Dans l’histoire de la logistique, il aura fallu attendre le début des années 1990, pour que l’UE impose aux industriels la collecte de produits en fin de vie pour les recycler. Ce phénomène a été accéléré par les entreprises qui se sont engagées dans des procédures qualité avec des normalisation de type ISO 14000 et suivantes.

Ce sot des filières qui se sont ainsi constituées comme celles liées au piles et batteries en 1991. fin 2000, ce sont les voitures qui se sont vues désossées. Les déchets électriques et électroniques sont ensuite apparus en 2003 . Le pli est pris maintenant et n’étonne plus personne.

Le législateur intervient lui aussi dans ce sens et impose maintenant des taux minimum de recyclage dans l’élaboration des produits de consommation. Une voiture doit être recyclée au minimum à 85%, un ordinateur à 70%, comme un apareil de petit électroménager.

Ce cadre règlementaire a même entrainé la naissance de marchés nouveaux pour le commerce des composants de ces produits en fin de vie.

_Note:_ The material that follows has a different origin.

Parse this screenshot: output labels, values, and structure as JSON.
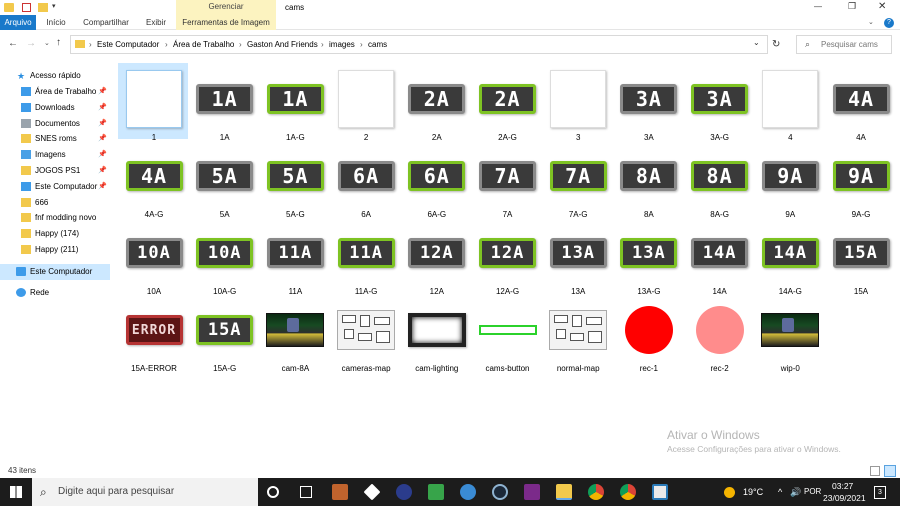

Quand on sait qu’un individu produit 14 kg de déchets électriques et électroniques par an. En regard de cette masse, seuls 4 kg sot recyclés, ont comprend pourquoi, les grandes compagnies de transport commencent à s’intéresser à ce marché du "reverse logistics".

La mariée n’est toute fois pas aussi jolie. Qui dit nouveau marché, fait appel à de nouvelles pratiques. Le consommateur e s’éduque que très lentement à l’idée des tris sélectifs, des produits recyclé, à la récupération des matériaux etc... C’est justement le fait que ces pratiques ne se mettent en place que par petits pas, qui rend nécessaire l’intervention des chaines logistiques.

Les petits volumes unitaires ne remplissent pas des camions entiers, les points de stocks sont éparpillés sur le territoire, les coûts risquent d’exploser et freiner la rentabilité d’opérations sommes toutes nécessaires.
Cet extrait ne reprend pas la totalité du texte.